Eels | HANDOUT PHOTO
Updated: May 21, 2014 12:34PM
On his 2001 album “Souljacker,” Mark Oliver Everett wrote the tragi-comical tale of the “Dog Faced Boy.” “Ma won’t shave me, Jesus can’t save me,” he sang. Despite such outlandish fables, Everett’s writing rings of brutal honesty. He has publicly worked through tremendous emotional wreckage on his records. Family misfortunes echoed painfully through 1998’s “Electro-Shock Blues.” Similarly frank work peppered ensuing projects.
So, when Everett wrote of sunnier skies on his optimistic 2010 album “Tomorrow Morning,” fans rooted for him. Last year’s “Wonderful, Glorious” was a mixed bag, balancing the anticipated rapture of “Open My Present” with the embattled but determined “On the Ropes.”
The latter song points the way to Eels’ newest project, “The Cautionary Tales of Mark Oliver Everett.” The album surveys the internal struggle to succumb or continue following a rocky stretch. “This was about a pretty specific situation, and it’s a struggle I still feel every day,” says Everett. “You have to make the choice to keep fighting as long as you can.”
After the regret-stricken backward glance of “Agatha Chang” and the crippling depression encountered in “Gentleman’s Choice,” “Answers” finds Everett surveying the damage like a bewildered survivor. It’s undetermined whether the song represents confusion or acceptance. “It’s both, and that’s one of the nice things about music,” says Everett. “In the lyric I sound confused, but by writing the song, I feel more accepting of it all.”
“Mistake of My Youth” and “Kindred Spirit” find Everett reaching for the light and summoning his resolve. “I think you can only effectively get to that kind of a breakthrough after drudging through the dirt,” he says.

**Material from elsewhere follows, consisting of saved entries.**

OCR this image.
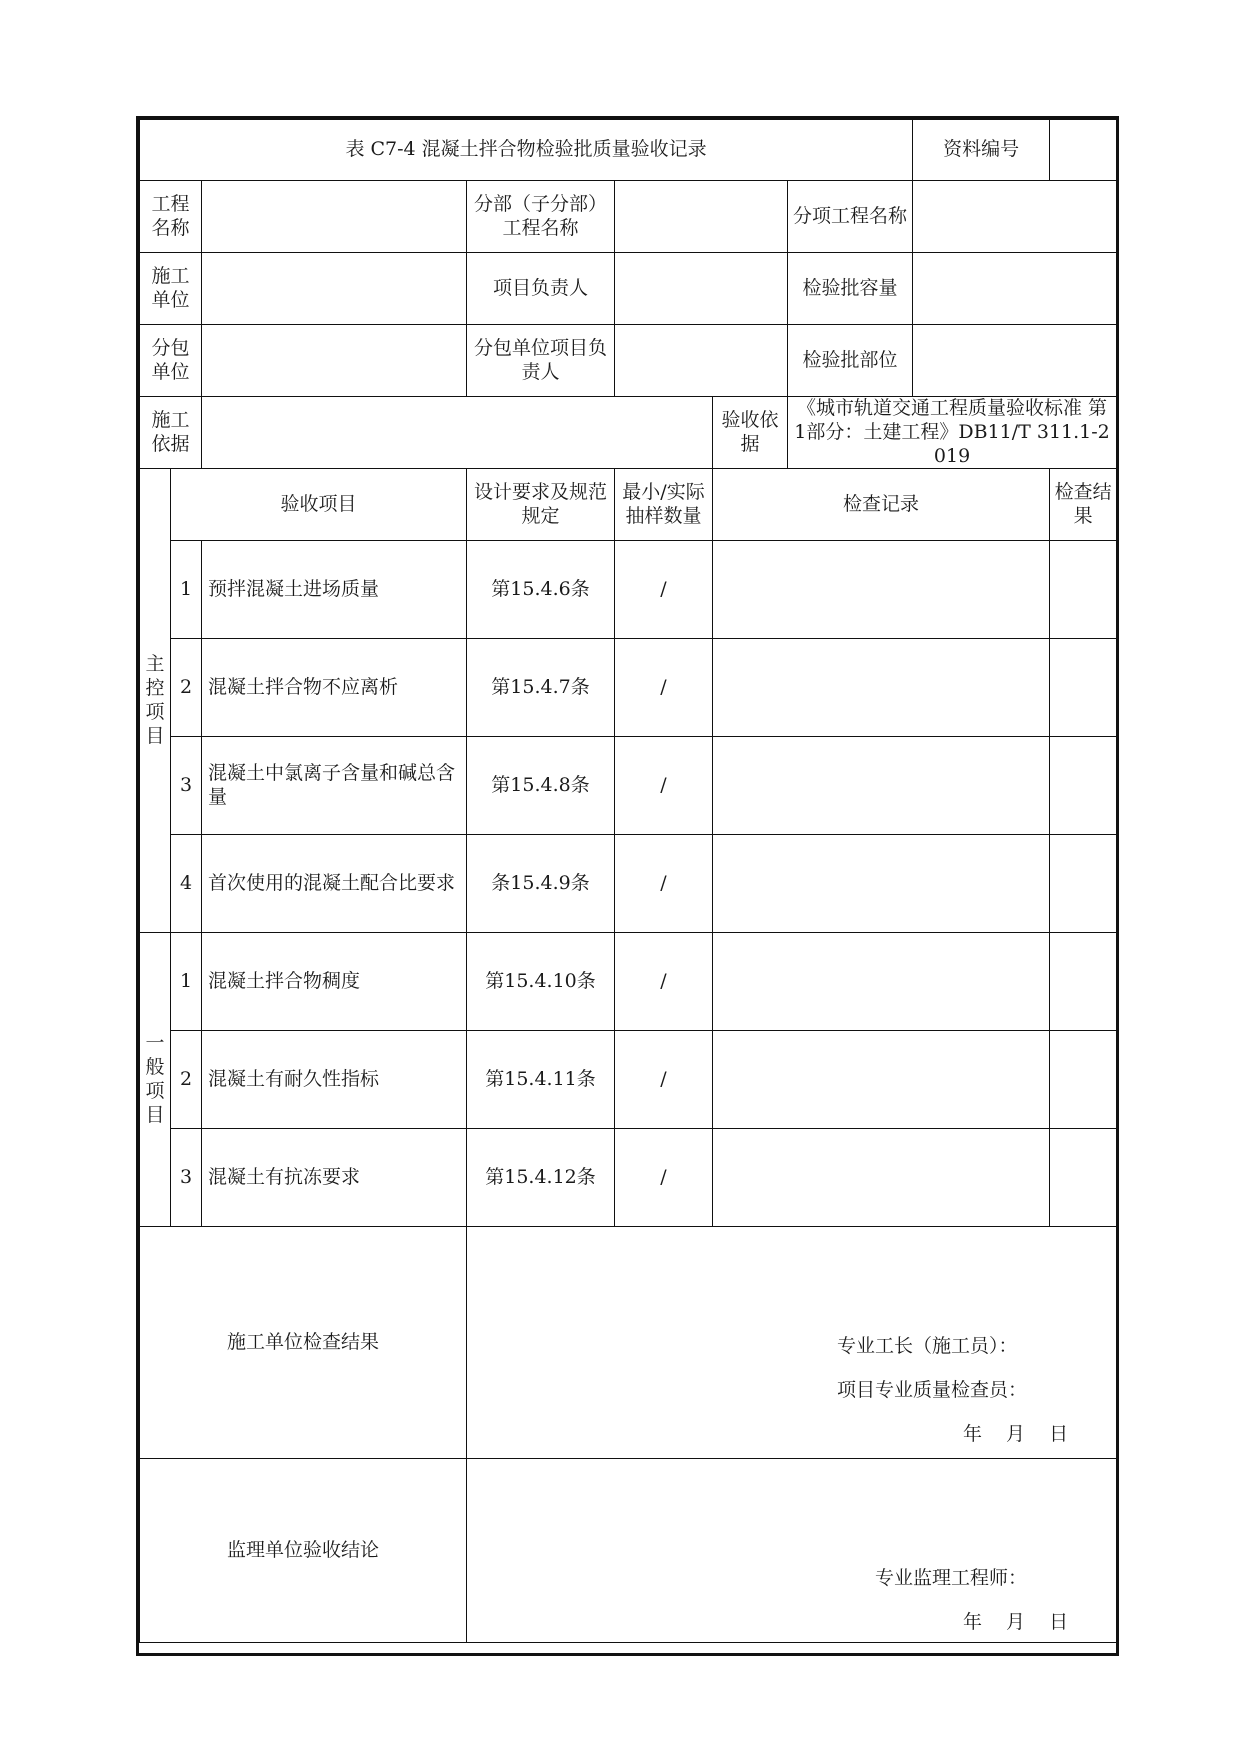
表 C7-4 混凝土拌合物检验批质量验收记录							资料编号	
工程名称			分部（子分部）工程名称			分项工程名称		
施工单位			项目负责人			检验批容量		
分包单位			分包单位项目负责人			检验批部位		
施工依据					验收依据	《城市轨道交通工程质量验收标准 第1部分：土建工程》DB11/T 311.1-2019		
主控项目	验收项目		设计要求及规范规定	最小/实际抽样数量	检查记录			检查结果
	1	预拌混凝土进场质量	第15.4.6条	/				
	2	混凝土拌合物不应离析	第15.4.7条	/				
	3	混凝土中氯离子含量和碱总含量	第15.4.8条	/				
	4	首次使用的混凝土配合比要求	条15.4.9条	/				
一般项目	1	混凝土拌合物稠度	第15.4.10条	/				
	2	混凝土有耐久性指标	第15.4.11条	/				
	3	混凝土有抗冻要求	第15.4.12条	/				
施工单位检查结果			专业工长（施工员）：
项目专业质量检查员：
年 月 日					

监理单位验收结论			专业监理工程师：
年 月 日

The journey ends with cautious optimism. “I’ve got a good feeling about where I’m going,” sings Everett during the final song, “Where I’m Going.” “That’s where I am in life,” says Everett. “I’m not exactly where I want to be, but I feel like I’m pointing in the right direction.”
“Happiness is a choice a lot of the time,” says Everett. “You can try to be happy about what you have, or you can choose to be unhappy about what you don’t have. I just try to remind myself as often as possible, and a song like that helps.”
Eels’ visit to the Vic Theatre last February found Everett embracing that happiness with his bandmates. There were no smug rock star glances across the stage. “Gimme a hug” was a common exclamation throughout the show, as Everett celebrated musical highlights with a string of brotherly embraces.
“It’s funny how hard everyone’s trying to play it cool,” says Everett. “We wanted to show everybody how much we enjoy this. It’s really cathartic to say on stage, ‘This is fun,’ because it is.”